Goodrich Robert J, Anton Ester, Krawetz Stephen A
Department of Obstetrics and Gynecology, C. S. Mott Center for Human Growth and Development, Center for Molecular Medicine and Genetics, Wayne State University School of Medicine, Detroit, MI, USA.
Methods Mol Biol. 2013;927:385-96. doi: 10.1007/978-1-62703-038-0_33.

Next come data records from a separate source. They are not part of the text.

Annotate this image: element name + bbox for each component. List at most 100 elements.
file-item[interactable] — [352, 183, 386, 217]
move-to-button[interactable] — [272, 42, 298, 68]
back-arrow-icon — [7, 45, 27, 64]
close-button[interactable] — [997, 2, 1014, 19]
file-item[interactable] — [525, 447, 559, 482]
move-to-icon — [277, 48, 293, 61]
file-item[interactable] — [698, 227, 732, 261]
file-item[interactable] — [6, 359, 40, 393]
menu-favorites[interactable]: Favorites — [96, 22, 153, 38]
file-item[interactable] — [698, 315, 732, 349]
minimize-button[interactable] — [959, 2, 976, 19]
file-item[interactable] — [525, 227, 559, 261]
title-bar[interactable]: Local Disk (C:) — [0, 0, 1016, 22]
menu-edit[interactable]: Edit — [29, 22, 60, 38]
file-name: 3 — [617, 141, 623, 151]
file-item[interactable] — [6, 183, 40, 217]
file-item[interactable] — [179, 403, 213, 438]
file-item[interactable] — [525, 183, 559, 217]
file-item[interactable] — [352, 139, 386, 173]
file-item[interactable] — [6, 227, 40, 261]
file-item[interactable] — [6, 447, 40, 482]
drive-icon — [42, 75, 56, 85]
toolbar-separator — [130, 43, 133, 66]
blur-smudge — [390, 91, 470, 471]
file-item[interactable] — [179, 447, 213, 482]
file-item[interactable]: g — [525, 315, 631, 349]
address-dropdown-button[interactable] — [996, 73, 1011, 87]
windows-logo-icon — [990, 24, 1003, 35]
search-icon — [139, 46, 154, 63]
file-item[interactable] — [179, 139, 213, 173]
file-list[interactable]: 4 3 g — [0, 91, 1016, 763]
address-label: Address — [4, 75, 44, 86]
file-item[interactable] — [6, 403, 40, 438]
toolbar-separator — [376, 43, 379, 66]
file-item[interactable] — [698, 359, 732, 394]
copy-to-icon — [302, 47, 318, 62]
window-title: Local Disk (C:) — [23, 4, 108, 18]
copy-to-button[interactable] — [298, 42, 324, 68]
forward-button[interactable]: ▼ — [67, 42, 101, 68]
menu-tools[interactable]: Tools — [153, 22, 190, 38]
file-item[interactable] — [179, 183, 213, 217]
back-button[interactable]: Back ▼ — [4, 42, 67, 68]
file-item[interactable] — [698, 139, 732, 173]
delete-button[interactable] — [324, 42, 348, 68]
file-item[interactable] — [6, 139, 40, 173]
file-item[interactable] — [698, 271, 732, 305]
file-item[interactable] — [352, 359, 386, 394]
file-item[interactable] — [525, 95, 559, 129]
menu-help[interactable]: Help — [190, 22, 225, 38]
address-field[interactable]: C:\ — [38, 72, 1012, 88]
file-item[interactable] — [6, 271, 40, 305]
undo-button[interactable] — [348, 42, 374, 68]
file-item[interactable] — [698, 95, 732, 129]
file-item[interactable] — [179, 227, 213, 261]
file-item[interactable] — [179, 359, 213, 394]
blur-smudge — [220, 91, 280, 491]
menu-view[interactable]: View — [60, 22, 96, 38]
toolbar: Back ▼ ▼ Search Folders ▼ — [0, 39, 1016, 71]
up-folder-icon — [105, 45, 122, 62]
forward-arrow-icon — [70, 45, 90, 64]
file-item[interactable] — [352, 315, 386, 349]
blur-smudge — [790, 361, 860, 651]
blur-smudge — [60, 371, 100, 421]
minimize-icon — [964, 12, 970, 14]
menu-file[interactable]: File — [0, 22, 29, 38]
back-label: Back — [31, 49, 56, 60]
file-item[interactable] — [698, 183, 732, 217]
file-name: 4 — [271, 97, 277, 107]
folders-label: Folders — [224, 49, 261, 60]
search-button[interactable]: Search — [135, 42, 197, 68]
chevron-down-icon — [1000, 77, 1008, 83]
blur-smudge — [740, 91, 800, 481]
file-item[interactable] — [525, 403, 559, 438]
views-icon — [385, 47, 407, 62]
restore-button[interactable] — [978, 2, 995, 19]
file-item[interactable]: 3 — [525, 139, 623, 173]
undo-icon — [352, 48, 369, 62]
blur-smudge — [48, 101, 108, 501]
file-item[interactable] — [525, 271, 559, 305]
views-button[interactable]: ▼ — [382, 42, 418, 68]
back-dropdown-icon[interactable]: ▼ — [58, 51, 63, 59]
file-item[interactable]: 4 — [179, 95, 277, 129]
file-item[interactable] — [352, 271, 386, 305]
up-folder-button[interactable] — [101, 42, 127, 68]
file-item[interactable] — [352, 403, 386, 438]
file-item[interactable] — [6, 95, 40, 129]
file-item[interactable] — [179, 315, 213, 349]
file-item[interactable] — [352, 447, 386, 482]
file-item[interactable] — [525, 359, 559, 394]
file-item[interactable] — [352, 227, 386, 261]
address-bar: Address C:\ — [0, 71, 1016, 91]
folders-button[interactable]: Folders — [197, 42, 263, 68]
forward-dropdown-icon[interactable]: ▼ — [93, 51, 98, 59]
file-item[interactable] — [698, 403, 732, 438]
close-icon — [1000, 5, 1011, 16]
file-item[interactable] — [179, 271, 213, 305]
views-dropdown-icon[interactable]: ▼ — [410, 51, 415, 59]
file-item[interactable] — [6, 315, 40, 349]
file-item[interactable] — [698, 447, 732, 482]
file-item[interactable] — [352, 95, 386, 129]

The isolation of spermatozoal RNA is a challenging procedure due to the intrinsic heterogeneous population of cells present in the ejaculate and the small quantity of RNA present in sperm. The transcriptome of these gametes includes a wide variety of messenger RNAs (mRNAs), small noncoding RNAs (sncRNAs), and highly fragmented ribosomal RNAs (rRNAs).The protocol described in this chapter to isolate both the mRNA and sncRNA fractions represents years of development towards automation. It combines a guanidinium thiocyanate-phenol-chloroform-based methodology to reduce the content of DNA and a column-based system. Both manual and semi-automated options are described, with preference given to automation for consistent results. A novel quality control procedure has been developed to assess the integrity and purity of the entire population of isolated mRNAs due to the absence of intact rRNAs.
由于精液中存在的细胞本质上具有异质性,且精子中存在的RNA量很少,因此分离精子RNA是一个具有挑战性的过程。这些配子的转录组包括各种各样的信使核糖核酸(mRNA)、小非编码核糖核酸(sncRNA)和高度碎片化的核糖体核糖核酸(rRNA)。本章中描述的分离mRNA和sncRNA组分的方案代表了多年来朝着自动化方向的发展。它结合了基于硫氰酸胍-苯酚-氯仿的方法来减少DNA含量和基于柱的系统。文中描述了手动和半自动两种选项,为了获得一致的结果,优先选择自动化。由于不存在完整的rRNA,已经开发了一种新的质量控制程序来评估分离出的全部mRNA的完整性和纯度。